12 agosto 2009 Commenta

Mauro Del BueEsponente politico di lungo corso (consigliere comunale per 18 anni, presidente dei Teatri per tre, vicesindaco per un breve periodo nel 1987 prima di affrontare la platea nazionale come deputato, sempre in quell’anno e fino al 1994, poi di nuovo dal 2006 al 2008), Mauro Del Bue è dal 9 luglio scorso assessore allo sport del Comune di Reggio nella giunta voluta dal confermato sindaco Graziano Delrio.

Ci offra la sua sintesi dei Giochi, da reggiano, non da politico
“Nella città del Tricolore, simbolo identificativo dell’Unità del Paese, una grande rassegna sportiva quadriennale che si rifà al modello olimpico pone a confronto giovani di Paesi e culture diverse, non delle sole città estere gemellate con Reggio e i Comuni del Reggiano. Questi giovani e i loro accompagnatori si ritrovano, gareggiando in prove sportive, a vivere e scambiare esperienze uniche. Hanno modo di conoscersi e lo fanno in un contesto che arricchisce tutti, anche chi li accosta, persino gli spettatori”.

Un fatto di costume, un fenomeno strettamente connesso al sociale, non un evento sportivo in senso stretto
“Lo sport fa da collante, ma l’agonismo non è certo l’architrave dei Giochi, ai quali partecipano giovani impegnati a dare il meglio di sé gareggiando lealmente. L’impegno, secondo logiche che non tramontano, è esserci, partecipare, non certo vincere. E questo fa la differenza”.

Questa identità particolare è figlia di Reggio e del suo territorio?
Diciamo che è figlia del senso di comunità che permea Reggio e il suo territorio, luoghi dell’accoglienza e della partecipazione, ben testimoniate da chi, in famiglia, ospiterà i giovani atleti e i loro accompagnatori. Poi c’è la realtà del Villaggio olimpico, base operativa per 1.200 stranieri che vi saranno alloggiati e per le migliaia di minori e di adulti che ne saranno ospiti, a pranzo e cena, lungo i sei giorni. Un’esperienza, quella olimpica, che ho avuto il piacere di vivere personalmente a Seul nel 1988, che ho ritrovato nelle dovute proporzioni anche a Reggio durante le precedenti tre edizioni dei Giochi”.

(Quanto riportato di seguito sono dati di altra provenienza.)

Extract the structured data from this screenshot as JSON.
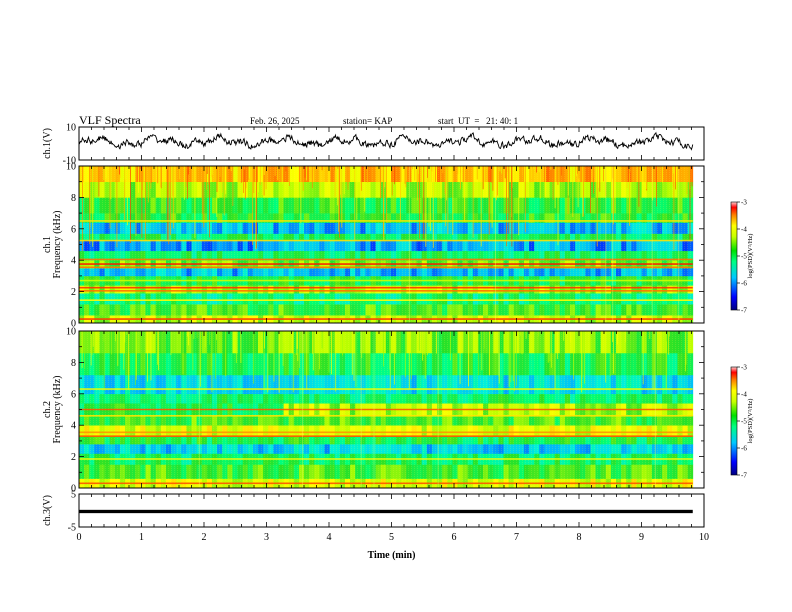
{
  "header": {
    "title": "VLF Spectra",
    "date": "Feb. 26, 2025",
    "station": "station= KAP",
    "start": "start  UT  =   21: 40: 1"
  },
  "colors": {
    "spectrogram_scale": [
      "#000080",
      "#0000ff",
      "#00c8ff",
      "#00ff80",
      "#00e000",
      "#c8ff00",
      "#ffff00",
      "#ff8000",
      "#ff0000",
      "#c80000"
    ],
    "background_band": "#30e040",
    "axis": "#000000"
  },
  "chart_data": [
    {
      "type": "line",
      "name": "ch1-waveform",
      "ylabel": "ch.1(V)",
      "ylim": [
        -10,
        10
      ],
      "yticks": [
        "10",
        "-10"
      ],
      "xlim": [
        0,
        10
      ],
      "data_end_min": 9.82,
      "values_approx": "noisy signal oscillating roughly between -4 and 6 V with mean near 1 V"
    },
    {
      "type": "heatmap",
      "name": "ch1-spectrogram",
      "ylabel": "ch.1\nFrequency (kHz)",
      "ylim": [
        0,
        10
      ],
      "yticks": [
        "0",
        "2",
        "4",
        "6",
        "8",
        "10"
      ],
      "xlim": [
        0,
        10
      ],
      "data_end_min": 9.82,
      "colorbar": {
        "label": "log(PSD)(V²/Hz)",
        "ticks": [
          "-3",
          "-4",
          "-5",
          "-6",
          "-7"
        ],
        "range": [
          -7,
          -3
        ]
      },
      "bands": [
        {
          "from": 0.0,
          "to": 0.5,
          "level": -4.3
        },
        {
          "from": 0.5,
          "to": 1.2,
          "level": -4.8
        },
        {
          "from": 1.2,
          "to": 1.9,
          "level": -5.2
        },
        {
          "from": 1.9,
          "to": 2.4,
          "level": -4.4
        },
        {
          "from": 2.4,
          "to": 3.0,
          "level": -5.0
        },
        {
          "from": 3.0,
          "to": 3.5,
          "level": -5.9
        },
        {
          "from": 3.5,
          "to": 4.0,
          "level": -4.6
        },
        {
          "from": 4.0,
          "to": 4.6,
          "level": -5.1
        },
        {
          "from": 4.6,
          "to": 5.3,
          "level": -6.0
        },
        {
          "from": 5.3,
          "to": 5.7,
          "level": -5.1
        },
        {
          "from": 5.7,
          "to": 6.4,
          "level": -5.9
        },
        {
          "from": 6.4,
          "to": 7.0,
          "level": -4.9
        },
        {
          "from": 7.0,
          "to": 8.0,
          "level": -4.9
        },
        {
          "from": 8.0,
          "to": 9.0,
          "level": -4.4
        },
        {
          "from": 9.0,
          "to": 10.0,
          "level": -3.8
        }
      ],
      "lines": [
        {
          "f": 0.25,
          "level": -3.3
        },
        {
          "f": 1.45,
          "level": -4.0
        },
        {
          "f": 2.05,
          "level": -3.5
        },
        {
          "f": 2.25,
          "level": -3.3
        },
        {
          "f": 2.7,
          "level": -4.3
        },
        {
          "f": 3.55,
          "level": -3.5
        },
        {
          "f": 3.75,
          "level": -3.2
        },
        {
          "f": 4.05,
          "level": -3.5
        },
        {
          "f": 5.25,
          "level": -3.9
        },
        {
          "f": 6.5,
          "level": -3.9
        }
      ]
    },
    {
      "type": "heatmap",
      "name": "ch2-spectrogram",
      "ylabel": "ch.2\nFrequency (kHz)",
      "ylim": [
        0,
        10
      ],
      "yticks": [
        "0",
        "2",
        "4",
        "6",
        "8",
        "10"
      ],
      "xlim": [
        0,
        10
      ],
      "data_end_min": 9.82,
      "colorbar": {
        "label": "log(PSD)(V²/Hz)",
        "ticks": [
          "-3",
          "-4",
          "-5",
          "-6",
          "-7"
        ],
        "range": [
          -7,
          -3
        ]
      },
      "bands": [
        {
          "from": 0.0,
          "to": 0.6,
          "level": -4.2
        },
        {
          "from": 0.6,
          "to": 1.5,
          "level": -4.8
        },
        {
          "from": 1.5,
          "to": 2.2,
          "level": -5.1
        },
        {
          "from": 2.2,
          "to": 2.8,
          "level": -5.8
        },
        {
          "from": 2.8,
          "to": 3.3,
          "level": -5.0
        },
        {
          "from": 3.3,
          "to": 4.0,
          "level": -4.2
        },
        {
          "from": 4.0,
          "to": 4.6,
          "level": -4.8
        },
        {
          "from": 4.6,
          "to": 5.4,
          "level": -4.4
        },
        {
          "from": 5.4,
          "to": 6.0,
          "level": -5.1
        },
        {
          "from": 6.0,
          "to": 7.2,
          "level": -5.7
        },
        {
          "from": 7.2,
          "to": 8.6,
          "level": -5.0
        },
        {
          "from": 8.6,
          "to": 10.0,
          "level": -4.6
        }
      ],
      "lines": [
        {
          "f": 0.3,
          "level": -3.4
        },
        {
          "f": 1.85,
          "level": -4.0
        },
        {
          "f": 3.3,
          "level": -3.4
        },
        {
          "f": 3.55,
          "level": -3.6
        },
        {
          "f": 4.6,
          "level": -3.9
        },
        {
          "f": 5.0,
          "level": -3.4
        },
        {
          "f": 6.3,
          "level": -4.1
        }
      ]
    },
    {
      "type": "line",
      "name": "ch3-waveform",
      "ylabel": "ch.3(V)",
      "ylim": [
        -5,
        5
      ],
      "yticks": [
        "5",
        "-5"
      ],
      "xlim": [
        0,
        10
      ],
      "xlabel": "Time (min)",
      "xticks": [
        "0",
        "1",
        "2",
        "3",
        "4",
        "5",
        "6",
        "7",
        "8",
        "9",
        "10"
      ],
      "data_end_min": 9.82,
      "values_approx": "nearly constant thick trace around -0.3 V (range about -0.8 to 0.2 V)"
    }
  ]
}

Pensa che i Giochi contribuiranno, almeno in parte, all’integrazione delle comunità di colore presenti numerose a Reggio Emilia, visto che alcuni dei figli di immigrati gareggeranno?
“Me lo auguro, perché gli adulti hanno qualche difficoltà a integrarsi, tendono – loro per primi – a ghettizzarsi. Sarà un grande passo in avanti quella partecipazione, utile a tutti”.

Un appunto negativo, se c’è, riferito ai Giochi
“La denominazione modificata. Un tempo, sino al 2005, i Giochi si chiamavano Olimpiadi del Tricolore L’intervento del Comitato olimpico internazionale a tutela del termine Olimpiade, rivendicato come unico e non cedibile, è stato come minimo inappropriato”.